The CMP National Matches and Excellence-In-Competition matches are similar, just that they’re 500 points. Again, it’s the top shooters that earn the DR points, not a certain score level. This way you’re always competing against the group, not the scoreboard. There are various requirements that help offset any funny business, such as a minimum number of shooters necessary in order to award points.
It is probably the best thought out scoring system I’ve come across for any form of competition.
In addition a spec rifle is used; Garand, M14 or M16 as outlined in the RULEBOOK.
The M16 format, at least as of 2014, is:
6.2.3 U.S. Rifle, Caliber 5.56 mm, M16
The rifle must be an M16A2 or M16A4 rifle issued by the U.S. Armed Forces or a commercial rifle of the same type and caliber.
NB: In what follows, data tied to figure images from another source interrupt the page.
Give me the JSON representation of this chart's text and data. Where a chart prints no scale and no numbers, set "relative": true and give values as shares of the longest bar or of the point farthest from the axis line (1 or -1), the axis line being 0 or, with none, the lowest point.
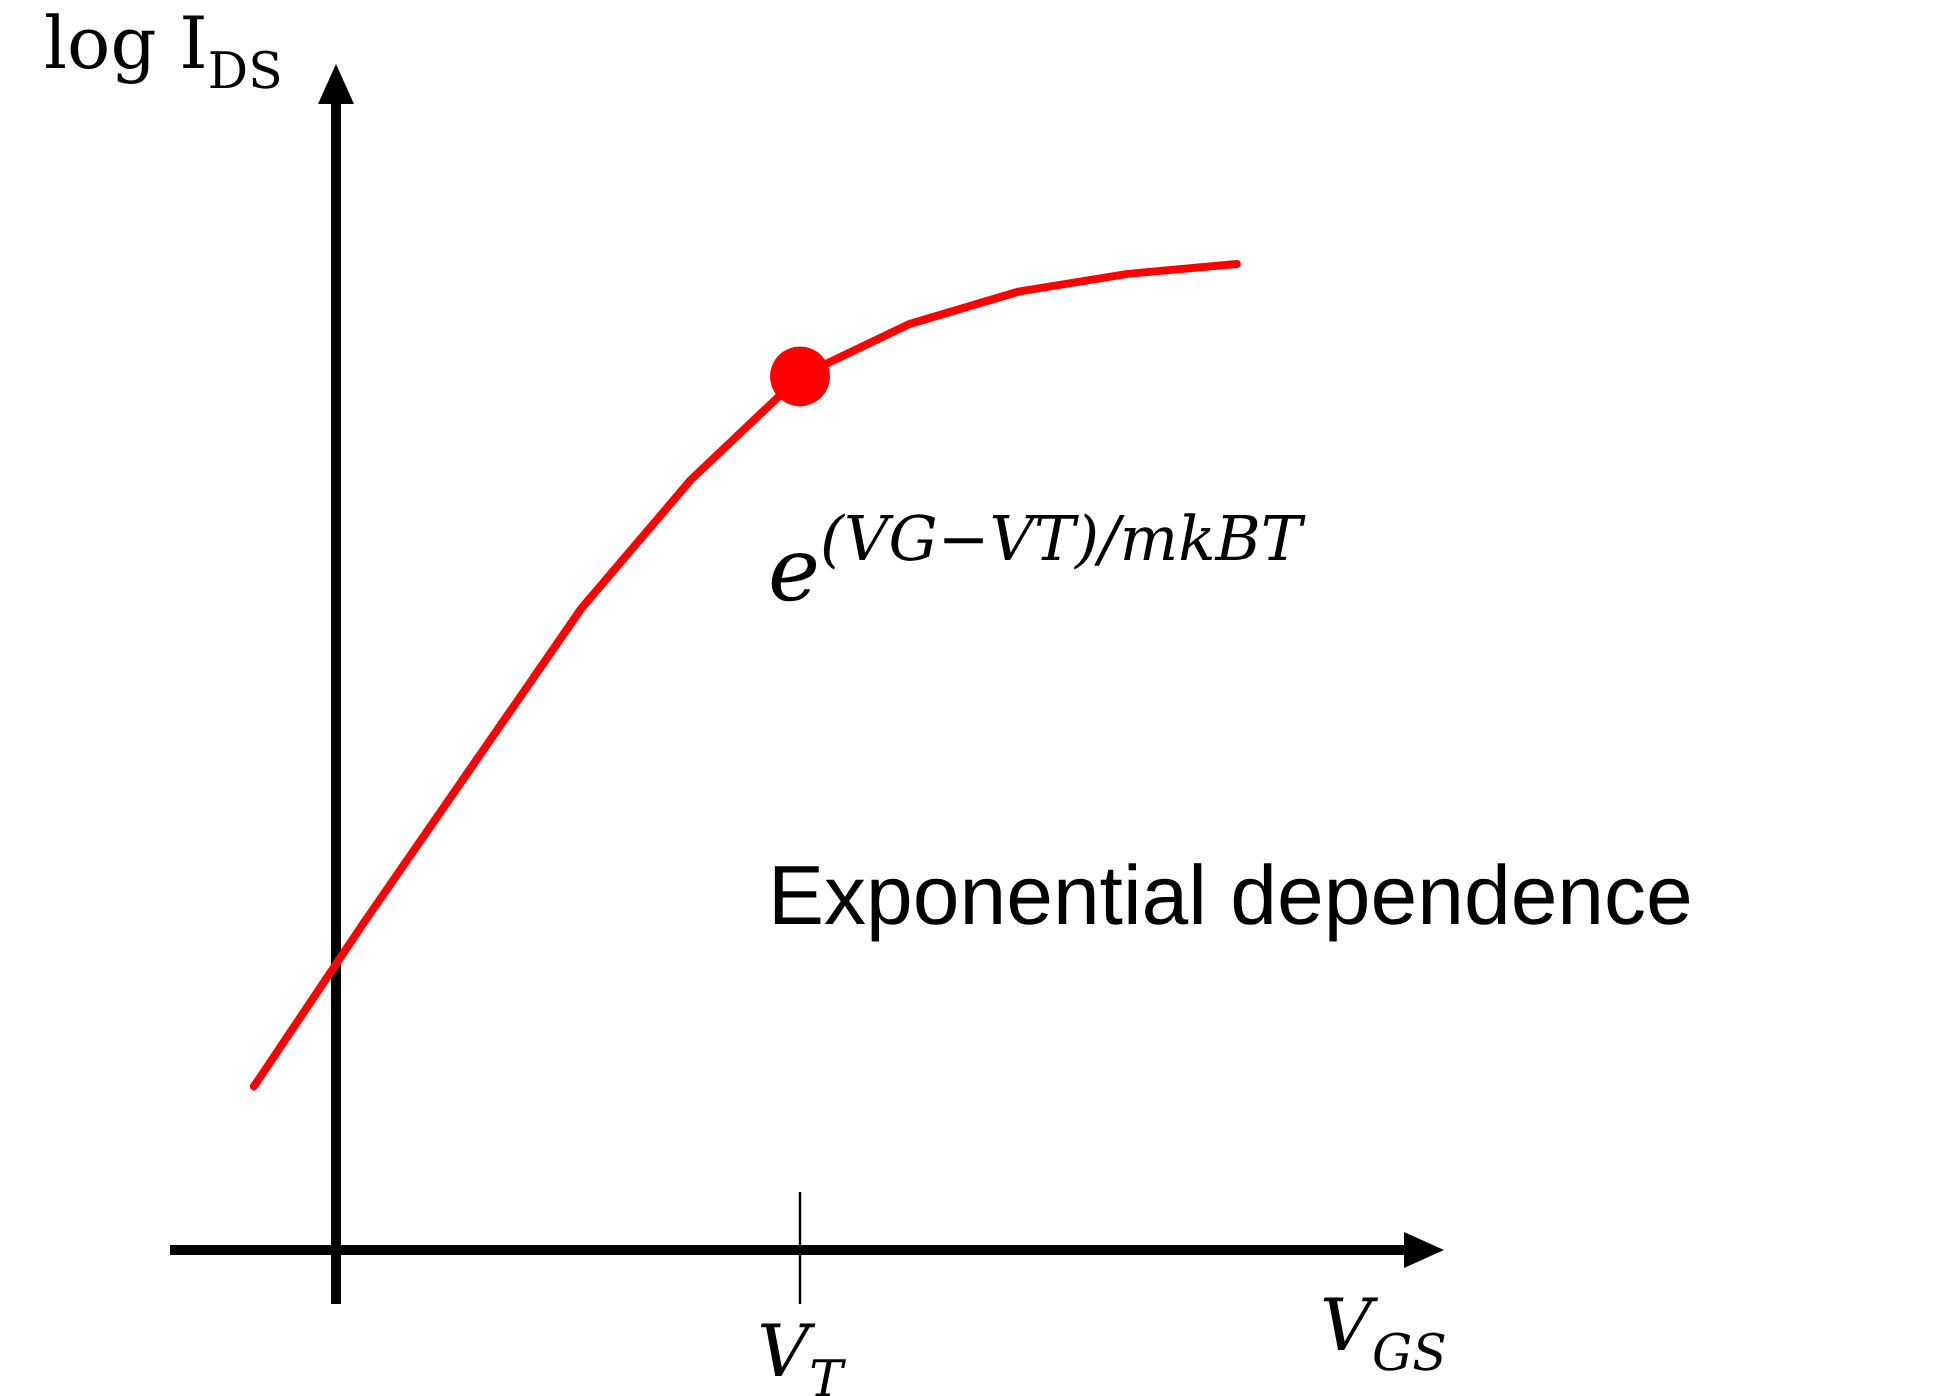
{
  "chart_data": {
    "type": "line",
    "relative": true,
    "ylabel": "log I$_{DS}$",
    "xlabel": "V$_{GS}$",
    "categories": [
      null,
      null,
      null,
      null,
      null,
      null,
      null,
      null,
      null,
      null
    ],
    "series": [
      {
        "color": "#ff0000",
        "values": [
          0.166,
          0.331,
          0.491,
          0.651,
          0.781,
          0.886,
          0.939,
          0.972,
          0.99,
          1
        ]
      }
    ],
    "annotations": [
      "V$_{T}$",
      "e$^{(VG−VT)/mkBT}$",
      "Exponential dependence"
    ]
  }
}
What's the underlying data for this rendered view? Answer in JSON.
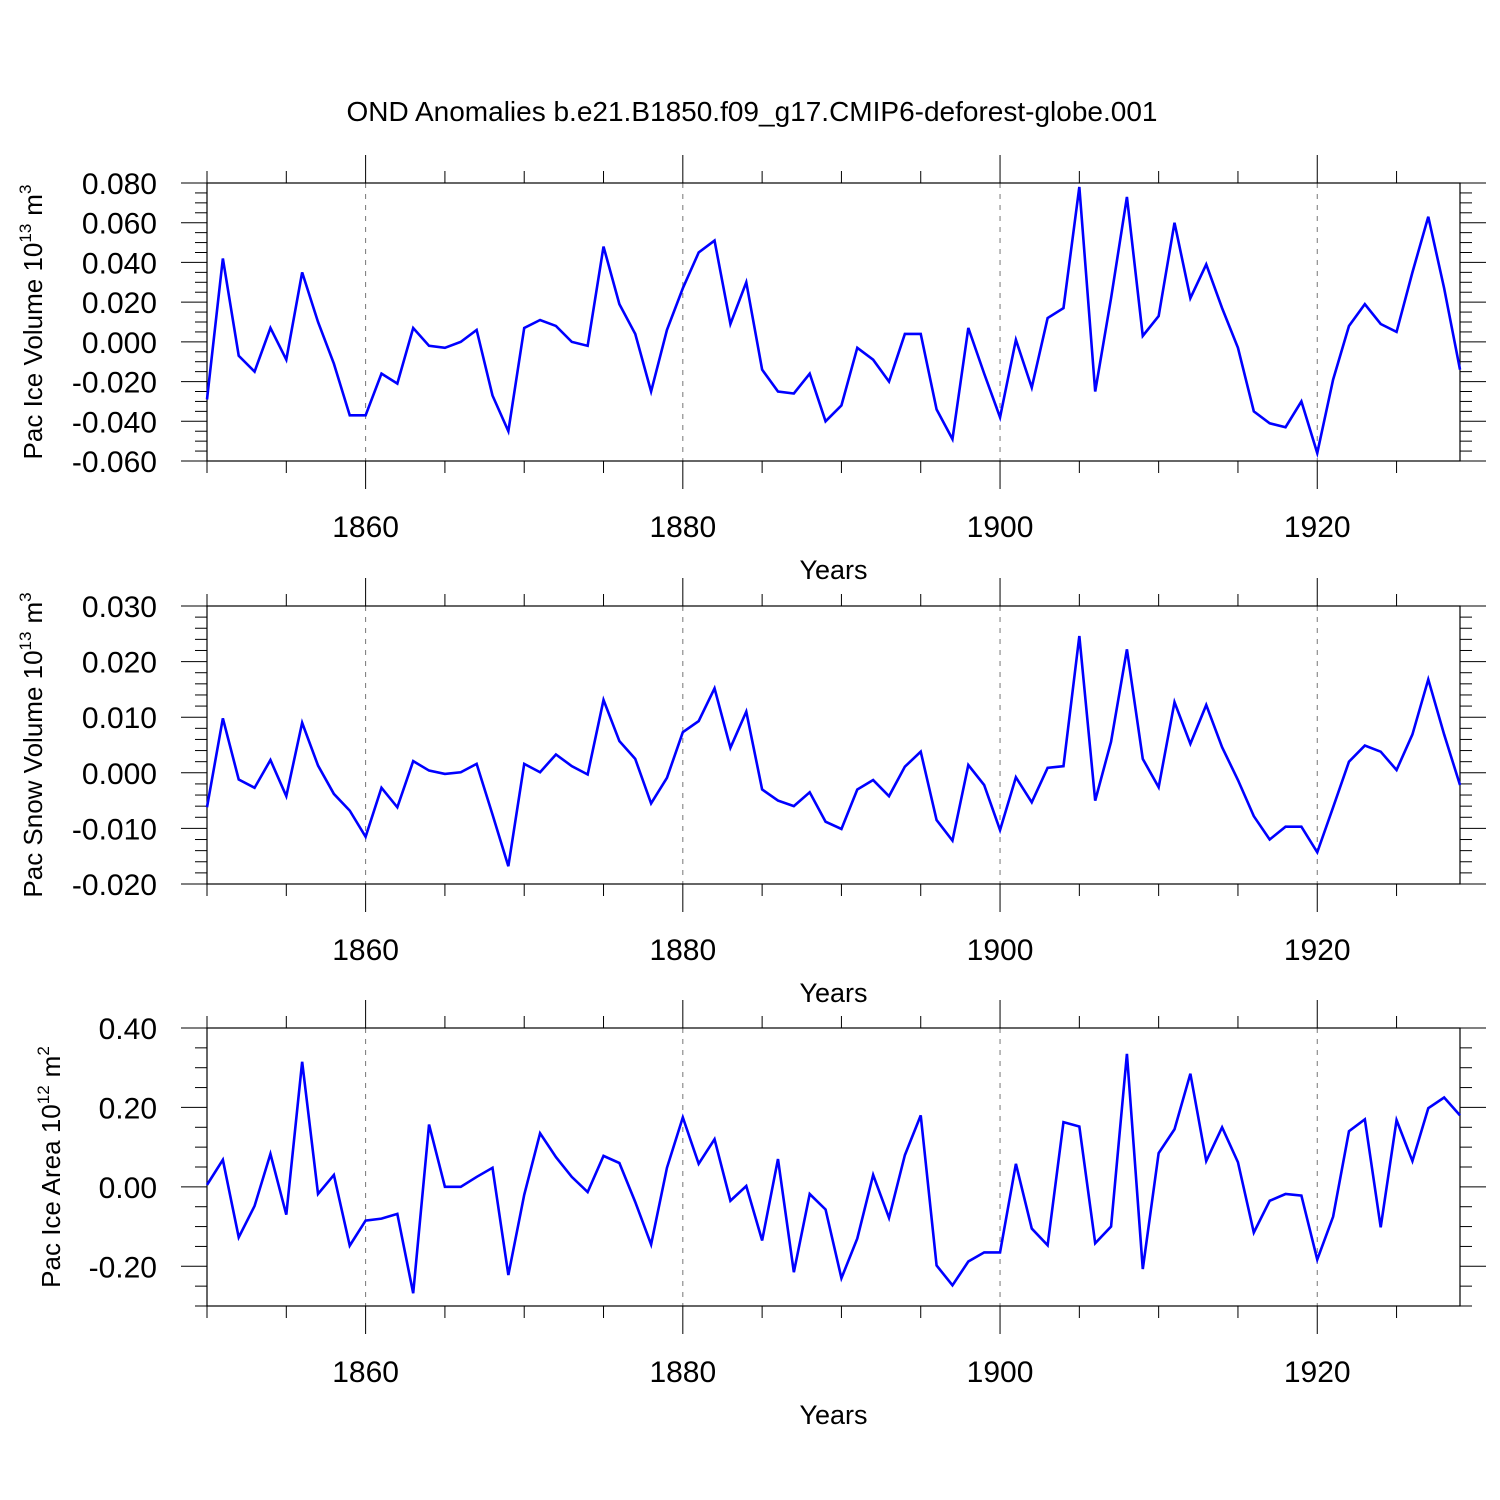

M16 rifles must be chambered for the 5.56 mm cartridge.
It is with this setup in mind that I decided that I wouldn’t simply be a collector of certain firearms but a competitor and I went with a Rock River Arms National Match AR15-A2 rifle:
Barrel: Wilson air gauged stainless steel, 20in, Wylde chamber (.223/5.56), 1/8 twist rate, A2 flash hider, A2 integral front post sight/gas block
Handguard: RRA free float handguard
Trigger: RRA NM 2-stage trigger. Failed in 900 rounds. Now using a Geissele SSA trigger
Front Post: 0.072
Rear sight: NM 1/4×1/4, .030 hooded aperture in fixed upper handle receiver.
Standard A2 pistol grip and A2 buttstock
Another benefit of SAFS is that they provide the rifle, ammo and magazines and you are required to use their rifle and ammo (you could use your own mags though). Everything else: spotting scope, stand, mat, logbook, sling, etc you had to supply yourself.
Not having to bring rifle and ammo actually greatly simplified my flight from Miami, FL to Camp Perry lol.